E’ finito in manette, dopo alcuni giorni di latitanza Mohammad Sohel Rana, il proprietario del Rana Plaza edificio di otto piani crollato a Dacca lo scorso 24 aprile per cui sono morte almeno 385 persone e ferite oltre 1000. Il Rana Plaza ospitava cinque fabbriche di abbigliamento, insieme a una banca e a un centro commerciale. Nel frattempo è scoppiato un incendio probabilmente a causa delle scintille provenienti dalle attrezzature da taglio dei soccorritori, il che complica ulteriormente i tentativi di trovare altri sopravvissuti. Il crollo del Rana Plaza si colloca come uno dei più gravi incidenti industriale del paese dell’Asia meridionale. Circa 2.500 persone sono state salvate dalle macerie per lo più giovani donne di età compresa tra 18 e 20, restano ancora molti dispersi.
Le fabbriche tessili producevano per molti marchi noti e come denuncia la ONG Abiti puliti anche per Benetton pubblicando sulla sua pagina Fb la foto scattata tra le macerie del Rana Plaza a Dacca da AFP:
Benetton si riforniva al Rana Plaza, l’edificio di otto piani crollato lo scorso 24 aprile a Savar, sobborgo di Dhaka in Bangladesh. Alcune t-shirts etichettate “United color of Benetton” sono state fotografate dall’agenzia AFP sulla scena del disastro. Inoltre siamo in possesso di una copia di un ordine di acquisto da parte di Benetton per capi prodotti dalla New Wave, una delle fabbriche del Rana Plaza. E’ il momento che l’azienda si assuma le sue responsabilità.
L’azienda veneta però ha risposto spiegando di non avere legami diretti con le fabbriche del Rana Plaza e che:
Nessuna delle aziende coinvolte nel tragico incidente di Dacca è ad oggi un nostro fornitore. Ad una ricerca attenta abbiamo verificato che quantomeno un ordine in passato c’è stato, forse due: si tratta di una fornitura occasionale, one shot, e probabilmente in subfornitura come capita nel settore del tessile. Ma a fine marzo lo avevamo già eliminato dai nostri fornitori regolari per gli audit non convincenti che ci erano arrivati. Bisogna però precisare che questi audit non comprendono mai informazioni sulle strutture degli edifici.
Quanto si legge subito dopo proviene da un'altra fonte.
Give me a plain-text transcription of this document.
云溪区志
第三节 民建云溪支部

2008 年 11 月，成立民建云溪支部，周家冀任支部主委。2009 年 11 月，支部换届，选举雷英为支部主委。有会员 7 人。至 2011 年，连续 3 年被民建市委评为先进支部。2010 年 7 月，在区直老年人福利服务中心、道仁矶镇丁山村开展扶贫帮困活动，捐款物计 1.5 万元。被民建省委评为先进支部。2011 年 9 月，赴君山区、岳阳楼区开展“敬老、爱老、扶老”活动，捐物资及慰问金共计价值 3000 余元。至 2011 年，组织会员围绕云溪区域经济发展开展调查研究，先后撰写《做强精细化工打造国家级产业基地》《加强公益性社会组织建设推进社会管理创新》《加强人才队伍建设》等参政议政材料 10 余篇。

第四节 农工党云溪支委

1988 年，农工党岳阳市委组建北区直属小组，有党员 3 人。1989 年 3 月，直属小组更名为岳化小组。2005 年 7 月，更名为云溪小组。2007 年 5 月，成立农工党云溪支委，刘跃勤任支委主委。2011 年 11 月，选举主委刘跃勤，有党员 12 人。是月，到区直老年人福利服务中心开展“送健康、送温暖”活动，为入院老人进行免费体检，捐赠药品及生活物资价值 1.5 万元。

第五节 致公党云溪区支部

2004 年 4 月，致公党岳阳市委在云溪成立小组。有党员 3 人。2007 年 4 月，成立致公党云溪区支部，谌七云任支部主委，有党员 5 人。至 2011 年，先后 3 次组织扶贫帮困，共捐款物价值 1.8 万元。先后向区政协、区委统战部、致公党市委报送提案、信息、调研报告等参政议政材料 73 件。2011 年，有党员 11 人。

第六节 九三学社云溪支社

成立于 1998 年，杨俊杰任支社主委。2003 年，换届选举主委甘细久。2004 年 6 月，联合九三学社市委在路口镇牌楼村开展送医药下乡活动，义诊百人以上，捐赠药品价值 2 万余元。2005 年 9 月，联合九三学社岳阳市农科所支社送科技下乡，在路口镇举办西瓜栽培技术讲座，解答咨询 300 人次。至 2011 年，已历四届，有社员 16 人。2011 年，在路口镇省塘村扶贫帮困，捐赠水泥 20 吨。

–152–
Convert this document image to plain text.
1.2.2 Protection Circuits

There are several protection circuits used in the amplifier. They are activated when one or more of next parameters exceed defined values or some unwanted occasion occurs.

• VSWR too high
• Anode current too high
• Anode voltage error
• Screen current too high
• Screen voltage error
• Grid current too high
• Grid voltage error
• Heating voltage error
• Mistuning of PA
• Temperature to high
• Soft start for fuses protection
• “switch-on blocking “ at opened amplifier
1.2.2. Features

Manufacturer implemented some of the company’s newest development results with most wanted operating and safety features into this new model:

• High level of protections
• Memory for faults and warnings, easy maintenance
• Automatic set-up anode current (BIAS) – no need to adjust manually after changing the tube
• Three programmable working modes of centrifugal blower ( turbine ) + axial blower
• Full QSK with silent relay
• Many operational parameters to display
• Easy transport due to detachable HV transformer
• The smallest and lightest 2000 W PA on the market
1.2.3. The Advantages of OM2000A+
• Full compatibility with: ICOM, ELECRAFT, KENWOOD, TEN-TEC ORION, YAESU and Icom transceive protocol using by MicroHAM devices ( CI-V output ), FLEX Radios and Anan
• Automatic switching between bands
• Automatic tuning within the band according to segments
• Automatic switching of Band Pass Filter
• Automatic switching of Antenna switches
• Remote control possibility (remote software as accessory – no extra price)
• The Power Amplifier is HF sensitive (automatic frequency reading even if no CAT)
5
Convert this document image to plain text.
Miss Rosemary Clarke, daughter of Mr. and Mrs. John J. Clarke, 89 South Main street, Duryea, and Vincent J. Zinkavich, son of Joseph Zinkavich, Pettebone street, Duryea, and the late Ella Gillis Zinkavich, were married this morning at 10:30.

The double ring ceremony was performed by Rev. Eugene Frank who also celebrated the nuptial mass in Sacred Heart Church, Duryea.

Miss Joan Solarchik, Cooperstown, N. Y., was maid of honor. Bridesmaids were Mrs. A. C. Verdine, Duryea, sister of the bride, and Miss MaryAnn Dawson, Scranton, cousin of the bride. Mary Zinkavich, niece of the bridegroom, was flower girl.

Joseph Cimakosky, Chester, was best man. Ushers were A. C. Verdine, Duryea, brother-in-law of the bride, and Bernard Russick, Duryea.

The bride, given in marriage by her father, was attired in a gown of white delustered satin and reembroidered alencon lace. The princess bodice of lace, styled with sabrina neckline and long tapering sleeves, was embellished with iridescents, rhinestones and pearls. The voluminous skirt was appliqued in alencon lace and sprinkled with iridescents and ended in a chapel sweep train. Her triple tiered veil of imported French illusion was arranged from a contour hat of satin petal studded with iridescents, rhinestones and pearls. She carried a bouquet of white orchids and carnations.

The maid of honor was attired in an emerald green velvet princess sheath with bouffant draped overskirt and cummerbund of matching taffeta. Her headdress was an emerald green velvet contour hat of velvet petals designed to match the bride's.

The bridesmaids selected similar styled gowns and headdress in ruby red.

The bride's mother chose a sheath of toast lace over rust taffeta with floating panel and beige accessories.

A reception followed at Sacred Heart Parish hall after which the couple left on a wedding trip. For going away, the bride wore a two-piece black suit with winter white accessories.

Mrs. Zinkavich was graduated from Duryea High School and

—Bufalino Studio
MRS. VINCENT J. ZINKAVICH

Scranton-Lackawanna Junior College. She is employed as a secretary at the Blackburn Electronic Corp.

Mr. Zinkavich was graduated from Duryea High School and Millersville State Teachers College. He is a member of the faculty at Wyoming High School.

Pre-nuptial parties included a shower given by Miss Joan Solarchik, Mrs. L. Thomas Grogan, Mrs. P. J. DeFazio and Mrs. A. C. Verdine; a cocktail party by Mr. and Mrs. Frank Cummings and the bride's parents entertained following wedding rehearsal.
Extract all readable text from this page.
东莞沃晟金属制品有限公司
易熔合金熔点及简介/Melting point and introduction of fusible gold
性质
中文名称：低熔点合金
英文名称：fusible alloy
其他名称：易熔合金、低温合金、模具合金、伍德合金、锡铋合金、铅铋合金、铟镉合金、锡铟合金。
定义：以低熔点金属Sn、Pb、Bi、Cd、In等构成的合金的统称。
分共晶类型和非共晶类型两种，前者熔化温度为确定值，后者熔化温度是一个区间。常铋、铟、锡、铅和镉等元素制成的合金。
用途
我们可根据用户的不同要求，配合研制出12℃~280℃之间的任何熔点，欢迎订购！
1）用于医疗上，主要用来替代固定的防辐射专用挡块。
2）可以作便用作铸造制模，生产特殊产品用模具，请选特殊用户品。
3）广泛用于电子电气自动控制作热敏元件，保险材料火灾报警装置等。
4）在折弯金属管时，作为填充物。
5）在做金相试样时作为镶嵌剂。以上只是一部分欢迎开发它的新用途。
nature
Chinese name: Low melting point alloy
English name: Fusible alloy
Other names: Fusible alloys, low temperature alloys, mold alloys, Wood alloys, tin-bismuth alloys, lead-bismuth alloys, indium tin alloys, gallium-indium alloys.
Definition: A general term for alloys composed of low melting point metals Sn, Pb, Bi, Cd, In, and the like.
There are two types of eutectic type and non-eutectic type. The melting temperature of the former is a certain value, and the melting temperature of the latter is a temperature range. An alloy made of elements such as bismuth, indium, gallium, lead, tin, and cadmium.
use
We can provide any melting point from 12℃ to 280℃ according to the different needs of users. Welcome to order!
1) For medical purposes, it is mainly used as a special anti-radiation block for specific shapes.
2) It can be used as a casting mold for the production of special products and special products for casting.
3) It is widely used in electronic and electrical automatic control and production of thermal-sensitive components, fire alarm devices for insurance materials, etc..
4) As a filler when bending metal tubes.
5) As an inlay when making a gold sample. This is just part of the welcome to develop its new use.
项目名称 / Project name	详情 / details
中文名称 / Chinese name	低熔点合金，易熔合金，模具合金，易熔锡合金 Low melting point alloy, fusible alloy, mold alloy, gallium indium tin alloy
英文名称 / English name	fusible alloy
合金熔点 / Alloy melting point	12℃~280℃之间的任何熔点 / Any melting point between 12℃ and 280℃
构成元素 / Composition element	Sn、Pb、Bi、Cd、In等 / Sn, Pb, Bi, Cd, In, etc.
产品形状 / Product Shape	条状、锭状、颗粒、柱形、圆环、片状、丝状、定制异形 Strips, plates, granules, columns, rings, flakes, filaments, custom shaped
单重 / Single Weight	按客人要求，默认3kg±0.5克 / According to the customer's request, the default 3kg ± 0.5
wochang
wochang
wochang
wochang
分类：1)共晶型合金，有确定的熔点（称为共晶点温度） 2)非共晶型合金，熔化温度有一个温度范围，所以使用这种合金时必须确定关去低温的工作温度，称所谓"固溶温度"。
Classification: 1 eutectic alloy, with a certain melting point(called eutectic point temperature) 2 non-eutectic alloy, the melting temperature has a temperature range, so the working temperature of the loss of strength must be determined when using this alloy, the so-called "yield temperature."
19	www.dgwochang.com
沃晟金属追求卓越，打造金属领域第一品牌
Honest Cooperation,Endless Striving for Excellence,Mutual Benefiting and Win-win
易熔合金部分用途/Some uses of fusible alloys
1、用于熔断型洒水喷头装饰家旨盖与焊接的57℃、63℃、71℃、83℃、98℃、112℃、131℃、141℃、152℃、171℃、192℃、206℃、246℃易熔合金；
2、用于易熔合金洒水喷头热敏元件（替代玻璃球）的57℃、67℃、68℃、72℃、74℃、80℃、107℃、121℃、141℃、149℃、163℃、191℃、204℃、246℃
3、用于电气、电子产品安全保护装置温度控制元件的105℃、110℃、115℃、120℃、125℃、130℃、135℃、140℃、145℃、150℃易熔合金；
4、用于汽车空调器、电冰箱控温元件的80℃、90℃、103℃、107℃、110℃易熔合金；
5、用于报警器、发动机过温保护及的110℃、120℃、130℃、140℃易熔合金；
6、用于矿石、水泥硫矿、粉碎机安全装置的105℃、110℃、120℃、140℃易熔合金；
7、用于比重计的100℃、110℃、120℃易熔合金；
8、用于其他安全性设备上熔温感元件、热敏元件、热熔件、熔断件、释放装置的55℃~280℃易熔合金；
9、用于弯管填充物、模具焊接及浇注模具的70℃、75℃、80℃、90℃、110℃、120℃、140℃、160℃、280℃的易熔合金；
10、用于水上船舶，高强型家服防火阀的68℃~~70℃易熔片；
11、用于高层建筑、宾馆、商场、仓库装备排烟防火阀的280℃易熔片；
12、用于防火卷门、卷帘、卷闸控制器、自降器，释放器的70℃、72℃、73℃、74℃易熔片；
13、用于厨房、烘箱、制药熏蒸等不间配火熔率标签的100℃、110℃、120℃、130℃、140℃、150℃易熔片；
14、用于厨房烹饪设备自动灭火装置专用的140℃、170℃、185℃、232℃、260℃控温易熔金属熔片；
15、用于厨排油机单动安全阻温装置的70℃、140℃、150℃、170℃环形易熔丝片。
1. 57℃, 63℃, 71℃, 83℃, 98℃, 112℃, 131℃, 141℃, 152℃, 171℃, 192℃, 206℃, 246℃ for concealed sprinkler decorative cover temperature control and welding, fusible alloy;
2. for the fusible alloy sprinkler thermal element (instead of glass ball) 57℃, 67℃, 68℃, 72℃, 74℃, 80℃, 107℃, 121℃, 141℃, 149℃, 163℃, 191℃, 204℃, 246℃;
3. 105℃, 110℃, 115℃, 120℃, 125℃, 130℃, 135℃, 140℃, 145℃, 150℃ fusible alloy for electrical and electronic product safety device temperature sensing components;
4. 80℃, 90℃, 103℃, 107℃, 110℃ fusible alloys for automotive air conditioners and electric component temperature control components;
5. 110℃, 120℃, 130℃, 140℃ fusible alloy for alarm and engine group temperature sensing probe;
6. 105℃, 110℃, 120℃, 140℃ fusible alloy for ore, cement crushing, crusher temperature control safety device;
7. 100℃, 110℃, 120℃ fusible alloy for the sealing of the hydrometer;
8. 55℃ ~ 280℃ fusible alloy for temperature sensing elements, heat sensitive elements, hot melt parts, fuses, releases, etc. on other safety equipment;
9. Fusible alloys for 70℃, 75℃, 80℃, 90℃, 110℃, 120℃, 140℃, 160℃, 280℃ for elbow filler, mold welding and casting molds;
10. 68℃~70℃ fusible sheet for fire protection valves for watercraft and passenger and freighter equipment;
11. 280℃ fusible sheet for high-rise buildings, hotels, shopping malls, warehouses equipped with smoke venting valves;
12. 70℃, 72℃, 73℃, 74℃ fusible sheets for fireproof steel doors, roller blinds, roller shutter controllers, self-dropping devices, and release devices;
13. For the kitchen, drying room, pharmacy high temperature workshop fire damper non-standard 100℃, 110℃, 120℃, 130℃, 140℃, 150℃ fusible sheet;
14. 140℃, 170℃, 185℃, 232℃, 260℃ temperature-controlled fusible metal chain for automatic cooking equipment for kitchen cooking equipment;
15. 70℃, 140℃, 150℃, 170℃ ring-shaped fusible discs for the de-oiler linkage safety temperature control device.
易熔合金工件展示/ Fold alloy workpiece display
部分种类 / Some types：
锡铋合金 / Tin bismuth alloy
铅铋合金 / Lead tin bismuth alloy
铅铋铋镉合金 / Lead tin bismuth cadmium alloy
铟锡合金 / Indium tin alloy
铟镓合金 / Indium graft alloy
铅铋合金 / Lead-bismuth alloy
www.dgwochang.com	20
Il crollo dell’edificio è avvenuto per circostanze tutte da verificare e il pericolo imminente era stato annunciato dagli stessi lavoratori, per lo più operaie, che avevano notato preoccupanti crepe, ma gli era stato intimato di restare in fabbrica.
Oggi la ONG Abiti puliti chiede a Benetton di assumersi la responsabilità di queste tragiche morti provvedendo alle loro famiglie. Noi possiamo sostenerli firmando la petizione on line per far si che i lavoratori del Bangladesh siano tutelati da norme di sicurezza più severe.